In 1958 Richard Shops became part of the Allders department store group, following the reverse takeover of Allders by Jack Lyons and his brother Bernard. The combined new group was renamed UDS, and there followed a rapid expansion and promotion of the stores. In the 1970s a hugely popular television advertisement began to appear with a jingle that is still often remembered by the British public:
Richards Shops are filled with all the pretty things,
Soft and lovely pretty things to wear,
Hey there, pretty face,
Make the world a prettier place,
Come pretty up,
Come buy your clothes at Richards Shops.
In 1983 UDS was sold to Hanson plc, but, in an attempt to recover the cost of the purchase, Hanson immediately split Richard Shops from UDS and sold it on as a separate company.

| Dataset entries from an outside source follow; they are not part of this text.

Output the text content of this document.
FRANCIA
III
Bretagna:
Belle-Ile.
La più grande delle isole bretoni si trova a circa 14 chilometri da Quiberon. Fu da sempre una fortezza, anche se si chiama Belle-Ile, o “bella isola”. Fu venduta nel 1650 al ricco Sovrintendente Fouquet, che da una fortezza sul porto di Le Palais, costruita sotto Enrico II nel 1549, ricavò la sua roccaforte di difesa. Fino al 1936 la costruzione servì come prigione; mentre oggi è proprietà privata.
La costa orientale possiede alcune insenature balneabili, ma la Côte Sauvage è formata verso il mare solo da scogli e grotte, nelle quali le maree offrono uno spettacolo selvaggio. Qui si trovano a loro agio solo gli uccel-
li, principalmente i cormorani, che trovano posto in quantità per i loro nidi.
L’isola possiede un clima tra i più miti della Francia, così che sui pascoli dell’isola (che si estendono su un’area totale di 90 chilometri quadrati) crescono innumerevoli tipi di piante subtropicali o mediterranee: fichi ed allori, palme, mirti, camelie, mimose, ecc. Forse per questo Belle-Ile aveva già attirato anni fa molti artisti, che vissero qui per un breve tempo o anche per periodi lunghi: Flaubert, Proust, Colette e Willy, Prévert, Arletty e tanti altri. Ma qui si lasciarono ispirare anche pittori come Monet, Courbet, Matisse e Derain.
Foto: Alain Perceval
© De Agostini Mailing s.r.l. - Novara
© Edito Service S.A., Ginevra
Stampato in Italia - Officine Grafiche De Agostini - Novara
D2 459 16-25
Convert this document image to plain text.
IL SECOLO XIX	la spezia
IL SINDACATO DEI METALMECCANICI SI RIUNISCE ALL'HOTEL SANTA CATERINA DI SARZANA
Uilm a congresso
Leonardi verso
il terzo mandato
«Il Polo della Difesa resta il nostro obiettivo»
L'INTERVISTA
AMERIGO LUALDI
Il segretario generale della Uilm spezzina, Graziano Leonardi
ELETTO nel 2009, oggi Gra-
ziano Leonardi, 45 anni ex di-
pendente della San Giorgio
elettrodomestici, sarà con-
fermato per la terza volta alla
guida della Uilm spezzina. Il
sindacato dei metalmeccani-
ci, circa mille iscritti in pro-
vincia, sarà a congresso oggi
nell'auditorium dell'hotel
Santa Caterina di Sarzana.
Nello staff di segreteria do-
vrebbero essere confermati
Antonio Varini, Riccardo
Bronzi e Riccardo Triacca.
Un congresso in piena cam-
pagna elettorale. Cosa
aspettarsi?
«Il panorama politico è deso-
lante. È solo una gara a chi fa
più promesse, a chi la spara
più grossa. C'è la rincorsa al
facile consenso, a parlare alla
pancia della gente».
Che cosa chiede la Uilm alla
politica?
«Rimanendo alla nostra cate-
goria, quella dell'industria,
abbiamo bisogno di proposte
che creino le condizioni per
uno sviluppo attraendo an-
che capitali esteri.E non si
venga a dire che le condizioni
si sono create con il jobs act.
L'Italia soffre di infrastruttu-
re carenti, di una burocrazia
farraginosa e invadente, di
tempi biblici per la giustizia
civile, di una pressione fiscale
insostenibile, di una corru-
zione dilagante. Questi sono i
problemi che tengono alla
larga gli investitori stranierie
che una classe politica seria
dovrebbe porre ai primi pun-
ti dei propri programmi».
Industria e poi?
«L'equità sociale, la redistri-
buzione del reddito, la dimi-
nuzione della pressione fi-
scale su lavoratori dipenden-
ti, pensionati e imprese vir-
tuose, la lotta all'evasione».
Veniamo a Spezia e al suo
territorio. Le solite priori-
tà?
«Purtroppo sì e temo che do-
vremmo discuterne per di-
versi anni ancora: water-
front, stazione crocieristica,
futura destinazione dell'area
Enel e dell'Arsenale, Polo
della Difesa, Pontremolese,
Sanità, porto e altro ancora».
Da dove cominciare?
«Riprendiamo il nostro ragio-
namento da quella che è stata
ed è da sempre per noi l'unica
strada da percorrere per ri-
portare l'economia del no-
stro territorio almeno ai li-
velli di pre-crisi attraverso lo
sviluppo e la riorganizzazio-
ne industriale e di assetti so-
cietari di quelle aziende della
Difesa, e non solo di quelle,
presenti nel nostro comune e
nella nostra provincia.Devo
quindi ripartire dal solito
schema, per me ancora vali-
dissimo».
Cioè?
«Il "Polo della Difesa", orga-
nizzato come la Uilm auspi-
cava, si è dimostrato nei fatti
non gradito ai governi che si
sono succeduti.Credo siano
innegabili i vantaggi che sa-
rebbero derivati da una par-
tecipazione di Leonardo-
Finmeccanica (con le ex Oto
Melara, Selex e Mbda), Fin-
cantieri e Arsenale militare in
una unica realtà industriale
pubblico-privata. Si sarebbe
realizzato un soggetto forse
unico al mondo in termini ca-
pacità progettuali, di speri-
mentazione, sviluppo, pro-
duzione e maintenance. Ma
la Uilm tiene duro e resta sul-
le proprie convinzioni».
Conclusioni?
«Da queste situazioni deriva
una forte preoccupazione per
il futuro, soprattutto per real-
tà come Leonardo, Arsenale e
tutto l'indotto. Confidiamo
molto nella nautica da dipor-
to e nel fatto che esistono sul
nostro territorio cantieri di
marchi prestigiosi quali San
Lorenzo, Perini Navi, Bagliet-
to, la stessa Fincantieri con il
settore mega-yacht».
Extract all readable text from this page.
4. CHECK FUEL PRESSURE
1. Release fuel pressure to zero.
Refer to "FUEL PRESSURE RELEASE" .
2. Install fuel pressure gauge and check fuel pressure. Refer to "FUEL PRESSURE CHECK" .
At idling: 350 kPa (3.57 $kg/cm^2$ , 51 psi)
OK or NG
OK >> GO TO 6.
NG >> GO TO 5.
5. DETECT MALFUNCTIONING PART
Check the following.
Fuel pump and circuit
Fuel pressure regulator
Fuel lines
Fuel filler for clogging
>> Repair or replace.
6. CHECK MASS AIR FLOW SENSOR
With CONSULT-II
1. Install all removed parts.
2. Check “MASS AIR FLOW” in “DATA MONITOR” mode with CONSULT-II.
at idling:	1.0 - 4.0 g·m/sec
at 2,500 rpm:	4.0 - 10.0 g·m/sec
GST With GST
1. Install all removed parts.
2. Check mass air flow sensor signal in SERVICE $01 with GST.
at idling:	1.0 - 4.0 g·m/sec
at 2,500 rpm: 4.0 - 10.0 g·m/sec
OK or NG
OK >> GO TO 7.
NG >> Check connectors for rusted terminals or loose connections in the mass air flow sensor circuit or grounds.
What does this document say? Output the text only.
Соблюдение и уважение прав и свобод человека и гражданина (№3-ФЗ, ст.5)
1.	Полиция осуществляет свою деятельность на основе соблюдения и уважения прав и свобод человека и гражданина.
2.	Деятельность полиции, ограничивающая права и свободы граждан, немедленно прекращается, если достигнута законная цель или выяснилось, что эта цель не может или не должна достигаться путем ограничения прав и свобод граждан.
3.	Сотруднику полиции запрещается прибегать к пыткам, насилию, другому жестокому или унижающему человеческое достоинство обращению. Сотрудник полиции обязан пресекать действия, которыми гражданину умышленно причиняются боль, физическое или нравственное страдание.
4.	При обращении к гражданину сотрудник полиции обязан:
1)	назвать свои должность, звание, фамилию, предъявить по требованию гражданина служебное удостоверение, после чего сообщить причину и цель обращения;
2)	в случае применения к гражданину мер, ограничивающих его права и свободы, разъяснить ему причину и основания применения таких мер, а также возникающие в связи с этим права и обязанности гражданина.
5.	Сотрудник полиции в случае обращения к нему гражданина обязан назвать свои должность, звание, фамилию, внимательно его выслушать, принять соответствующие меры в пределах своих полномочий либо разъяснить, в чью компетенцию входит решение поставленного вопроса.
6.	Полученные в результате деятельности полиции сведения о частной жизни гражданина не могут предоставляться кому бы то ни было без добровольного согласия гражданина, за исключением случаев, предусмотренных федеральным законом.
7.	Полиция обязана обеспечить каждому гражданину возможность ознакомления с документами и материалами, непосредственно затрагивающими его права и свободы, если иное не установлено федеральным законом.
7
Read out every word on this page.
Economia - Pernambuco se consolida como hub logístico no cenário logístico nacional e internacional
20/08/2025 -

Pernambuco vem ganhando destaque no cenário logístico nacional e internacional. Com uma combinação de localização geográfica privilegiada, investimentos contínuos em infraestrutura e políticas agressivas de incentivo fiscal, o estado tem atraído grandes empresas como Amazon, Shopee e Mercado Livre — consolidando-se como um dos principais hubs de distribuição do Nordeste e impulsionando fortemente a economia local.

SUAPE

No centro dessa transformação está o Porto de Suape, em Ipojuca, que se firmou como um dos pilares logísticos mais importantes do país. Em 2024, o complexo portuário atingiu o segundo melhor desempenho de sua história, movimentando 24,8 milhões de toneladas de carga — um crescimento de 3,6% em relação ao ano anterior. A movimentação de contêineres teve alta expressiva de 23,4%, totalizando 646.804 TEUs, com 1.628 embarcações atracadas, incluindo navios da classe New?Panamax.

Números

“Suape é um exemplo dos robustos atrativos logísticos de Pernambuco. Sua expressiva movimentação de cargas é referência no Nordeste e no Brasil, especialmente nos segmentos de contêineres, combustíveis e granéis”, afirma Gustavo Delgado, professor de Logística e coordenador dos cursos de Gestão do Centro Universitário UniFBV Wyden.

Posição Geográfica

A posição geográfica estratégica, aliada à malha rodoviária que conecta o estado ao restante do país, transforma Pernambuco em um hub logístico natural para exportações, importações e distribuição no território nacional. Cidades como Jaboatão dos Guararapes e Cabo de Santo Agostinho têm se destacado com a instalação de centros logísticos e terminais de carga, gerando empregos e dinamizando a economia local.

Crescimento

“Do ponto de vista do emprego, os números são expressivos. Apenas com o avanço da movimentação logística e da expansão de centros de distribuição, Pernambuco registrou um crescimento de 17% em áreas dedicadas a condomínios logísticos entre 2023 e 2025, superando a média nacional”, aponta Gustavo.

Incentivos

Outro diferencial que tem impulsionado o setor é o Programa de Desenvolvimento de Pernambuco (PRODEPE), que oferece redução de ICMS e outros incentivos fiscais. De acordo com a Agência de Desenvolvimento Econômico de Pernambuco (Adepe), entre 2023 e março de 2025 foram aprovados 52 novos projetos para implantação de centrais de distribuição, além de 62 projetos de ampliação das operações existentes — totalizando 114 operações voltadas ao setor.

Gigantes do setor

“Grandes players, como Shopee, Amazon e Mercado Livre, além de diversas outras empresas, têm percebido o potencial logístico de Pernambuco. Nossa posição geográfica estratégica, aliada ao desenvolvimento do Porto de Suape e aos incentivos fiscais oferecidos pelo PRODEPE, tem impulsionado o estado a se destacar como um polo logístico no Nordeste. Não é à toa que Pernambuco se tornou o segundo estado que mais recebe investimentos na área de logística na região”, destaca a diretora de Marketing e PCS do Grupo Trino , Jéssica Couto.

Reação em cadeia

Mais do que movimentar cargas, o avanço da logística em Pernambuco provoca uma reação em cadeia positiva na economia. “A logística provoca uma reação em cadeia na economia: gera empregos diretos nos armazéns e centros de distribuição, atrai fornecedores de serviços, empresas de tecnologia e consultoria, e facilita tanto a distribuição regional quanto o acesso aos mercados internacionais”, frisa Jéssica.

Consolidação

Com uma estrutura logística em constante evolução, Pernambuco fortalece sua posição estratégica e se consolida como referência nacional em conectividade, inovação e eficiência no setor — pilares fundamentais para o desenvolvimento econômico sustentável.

It was bought by the newly formed retail group Habitat/Mothercare PLC, and became part of Storehouse plc following the merger of Habitat/Mothercare with British Home Stores in 1986.
With the financial troubles suffered by the Storehouse group in the late 1980s, Richard Shops began to lose direction at a time when the high street was becoming a more competitive place for fashion retailers. Since 1972 the men's clothing retailer Burton's had been expanding its chain of women's fashion stores under the TopShop brand, and in 1979 it acquired Richard Shops' longtime rival Dorothy Perkins. A more direct assault on Richard Shops came from the Burton Group as Burton's was now known in 1984 when it launched the women's fashion chain Principles. Not only did Principles manage to capture something of the mood of the late 1980s in its designs, but it represented the most direct assault to date by Burton on the largely middle-class customer base of Richard Shops.
In 1988 Storehouse appointed a new chief executive, Michael Julien , to replace Terence Conran, and the group was reorganised into three divisions, with Richard Shops sharing 'Speciality Retailing' with the group's brands Mothercare, Blazer, Anonymous, and Jacadi.
In 1992 Richard Shops was sold to the British retailing giant Sears plc (not to be confused with the American stores of the same name), the then owner of the London department store Selfridges, and the women's clothing retailers Wallis, Miss Selfridge and Outfit. In 1999 Sir Philip Green, who had acquired Sears plc, transferred Richard Shops, along with Wallis, to the Arcadia Group which immediately announced the closure of all branches of Richard Shops, or their conversion to other Arcadia brands.
Today the company Richard Shops Holdings, and associated limited companies, are still registered with Companies House as 'dormant companies' with their head offices at Arcadia's headquarters in London. However no stores are now trading as Richard Shops.